The guitar is pretty much the ideal instrument because of the tessitura of the human voice. Above the 12th fret E, called E5 by singers, is extremely high. That is Helloween range. Whitney doesn’t even go up there, Mariah only on occasion. I am surprised if Bach goes to a ledger line above the staff (A5), because singing the main melody in a falsetto voice is pretty weak. (I can see he does indeed go that high on occasion). Maybe your first guitar should use a cutaway?
RE: Bach and forth *music pedagogy t... (in reply to Ricardo)
I think I loaned that chorale collection to one of the group members. Now I'm curious to compare it to the score of the SMP
I used to date a soprano who studied with an older singer who worked at La Scala in the late 1940’s to 1960’s, she, the teacher, had a high A. A few freaks have them.
Posts: 15316
Joined: Dec. 14 2004
From: Washington DC
RE: Bach and forth *music pedagogy t... (in reply to estebanana)
quote:
Now I'm curious to compare it to the score of the SMP
The tune is set, as I said 5 times in the Matthew Passion….the different keys are designed to express better what ever the chosen verses are, and the harmonies too.

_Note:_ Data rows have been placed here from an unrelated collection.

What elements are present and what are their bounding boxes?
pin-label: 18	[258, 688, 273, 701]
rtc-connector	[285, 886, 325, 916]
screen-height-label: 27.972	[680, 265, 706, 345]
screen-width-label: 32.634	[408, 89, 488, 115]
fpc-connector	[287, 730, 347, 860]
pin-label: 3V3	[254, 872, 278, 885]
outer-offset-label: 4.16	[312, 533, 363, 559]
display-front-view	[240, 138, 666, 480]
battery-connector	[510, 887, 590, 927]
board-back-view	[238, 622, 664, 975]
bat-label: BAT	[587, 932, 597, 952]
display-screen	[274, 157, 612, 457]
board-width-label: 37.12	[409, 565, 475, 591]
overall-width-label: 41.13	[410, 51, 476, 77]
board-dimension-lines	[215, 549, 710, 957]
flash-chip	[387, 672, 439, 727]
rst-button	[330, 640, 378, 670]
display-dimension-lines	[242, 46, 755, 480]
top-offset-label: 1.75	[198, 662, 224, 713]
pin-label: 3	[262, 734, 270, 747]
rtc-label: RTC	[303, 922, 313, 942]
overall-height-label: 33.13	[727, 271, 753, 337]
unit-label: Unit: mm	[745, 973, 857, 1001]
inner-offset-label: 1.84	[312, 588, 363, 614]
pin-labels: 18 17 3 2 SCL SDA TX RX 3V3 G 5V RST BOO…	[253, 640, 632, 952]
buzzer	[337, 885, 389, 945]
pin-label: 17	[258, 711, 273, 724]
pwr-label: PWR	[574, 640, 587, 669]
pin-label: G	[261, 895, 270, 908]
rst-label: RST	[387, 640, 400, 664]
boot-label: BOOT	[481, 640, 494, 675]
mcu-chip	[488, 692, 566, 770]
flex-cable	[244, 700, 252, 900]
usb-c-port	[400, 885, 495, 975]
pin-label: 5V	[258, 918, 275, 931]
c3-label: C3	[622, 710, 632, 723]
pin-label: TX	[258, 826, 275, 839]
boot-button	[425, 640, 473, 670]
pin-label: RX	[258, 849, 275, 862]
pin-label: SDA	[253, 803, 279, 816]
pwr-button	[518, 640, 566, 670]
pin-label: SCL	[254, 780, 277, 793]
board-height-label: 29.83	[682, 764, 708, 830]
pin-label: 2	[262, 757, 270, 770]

For example happy and triumphant vs sad and dark. He also sets several other church melodies he did not compose, in the same passion (yes, he hardly composed anything here LOL). The main melody is up in the high soprano range because the little kids in choir could sing that easier than the old school discant which was too difficult to navigate for children (swapped for tenor parts). Dropping some of the notes to a lower octave wouldn’t really harm the structure IMO. Plus, as a guitar instrumental, no lyrics means the pitch range is arbitrary. The site I linked has all the chorales in the original keys, just so you know,
BWV 244.10 is “por Minera”, main theme starts and ends on G#, BWV 244.17 is “por Cañizares”, or G sol Phrygian, BWV 244.44 is “Por Taranta”, F#, your first half guitar chorale based on this, BWV 244.54 is “por medio”, A, your second half guitar chorale based on this, BWV 244.62 is “por Arriba”, E. And Proper Phrygian harmony as the old hymn likely used. This would be the more “flamenco” sounding version for guitar ensemble IMO.